Want to be a better leader? Prepare by learning how to listen, how to stay calm and think under pressure, how to help your team to be their very best.

Want to level up at work? Prepare by always sharpening your skills, staying curious, looking for problems that need solutions, becoming someone your team can rely on.

Want to be a better friend, spouse, or parent? Prepare by learning to listen, to be present, and to lead with patience and love.

Want to face hard times with strength? Prepare by choosing the hard things before they choose you.

Don’t wait for life to demand something from you before you get ready. Always prepare so you will be ready.

Ask yourself:
-What materials am I gathering?

-What tools am I building?

-What productive habits am I forming when no one’s looking?

Preparation isn’t just a phase.
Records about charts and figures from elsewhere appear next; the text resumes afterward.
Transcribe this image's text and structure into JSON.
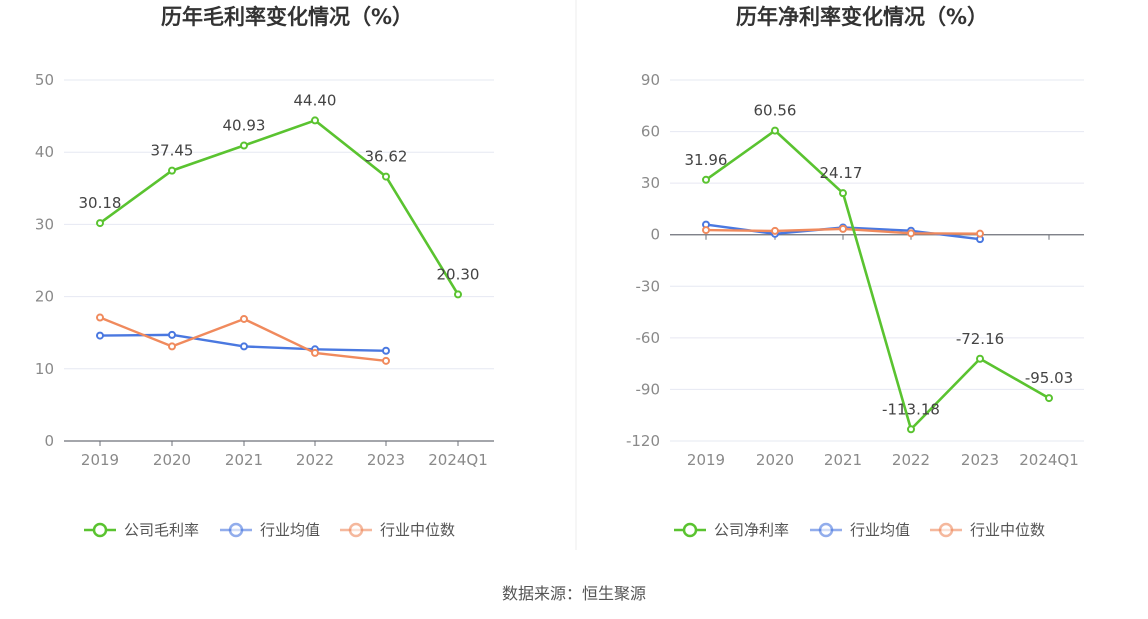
{
  "source_note": "数据来源：恒生聚源",
  "legend_icon": "circle-line-icon",
  "chart_data": [
    {
      "type": "line",
      "title": "历年毛利率变化情况（%）",
      "categories": [
        "2019",
        "2020",
        "2021",
        "2022",
        "2023",
        "2024Q1"
      ],
      "ylim": [
        0,
        50
      ],
      "yticks": [
        0,
        10,
        20,
        30,
        40,
        50
      ],
      "grid": true,
      "legend_position": "bottom",
      "series": [
        {
          "name": "公司毛利率",
          "color": "#5ac330",
          "values": [
            30.18,
            37.45,
            40.93,
            44.4,
            36.62,
            20.3
          ],
          "labels": [
            "30.18",
            "37.45",
            "40.93",
            "44.40",
            "36.62",
            "20.30"
          ]
        },
        {
          "name": "行业均值",
          "color": "#4a78e0",
          "values": [
            14.6,
            14.7,
            13.1,
            12.7,
            12.5,
            null
          ]
        },
        {
          "name": "行业中位数",
          "color": "#f08a5d",
          "values": [
            17.1,
            13.1,
            16.9,
            12.2,
            11.1,
            null
          ]
        }
      ]
    },
    {
      "type": "line",
      "title": "历年净利率变化情况（%）",
      "categories": [
        "2019",
        "2020",
        "2021",
        "2022",
        "2023",
        "2024Q1"
      ],
      "ylim": [
        -120,
        90
      ],
      "yticks": [
        -120,
        -90,
        -60,
        -30,
        0,
        30,
        60,
        90
      ],
      "grid": true,
      "legend_position": "bottom",
      "series": [
        {
          "name": "公司净利率",
          "color": "#5ac330",
          "values": [
            31.96,
            60.56,
            24.17,
            -113.18,
            -72.16,
            -95.03
          ],
          "labels": [
            "31.96",
            "60.56",
            "24.17",
            "-113.18",
            "-72.16",
            "-95.03"
          ]
        },
        {
          "name": "行业均值",
          "color": "#4a78e0",
          "values": [
            5.9,
            0.5,
            4.2,
            2.3,
            -2.6,
            null
          ]
        },
        {
          "name": "行业中位数",
          "color": "#f08a5d",
          "values": [
            2.7,
            2.2,
            3.4,
            0.8,
            0.6,
            null
          ]
        }
      ]
    }
  ]
}
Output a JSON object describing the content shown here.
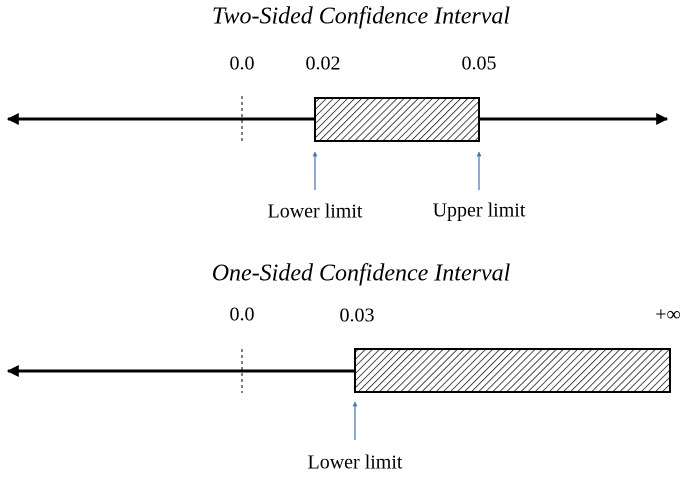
{
  "panels": [
    {
      "title": "Two-Sided Confidence Interval",
      "ticks": [
        "0.0",
        "0.02",
        "0.05"
      ],
      "limits": [
        "Lower limit",
        "Upper limit"
      ]
    },
    {
      "title": "One-Sided Confidence Interval",
      "ticks": [
        "0.0",
        "0.03",
        "+∞"
      ],
      "limits": [
        "Lower limit"
      ]
    }
  ]
}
It’s a mindset. A lifestyle. 

You’re either gathering bricks—or you’re preparing to fail.

Because in the end, you won’t rise to the level of your ambition. 

You’ll fall to the level of your preparation.

h/t – my friend Pete Hilger as we were discussing how to get building supplies to a rural Guatemalan city for a medical facility build project.  He tossed out the line, “You can’t build a tower without first gathering a lot of bricks and mortar.”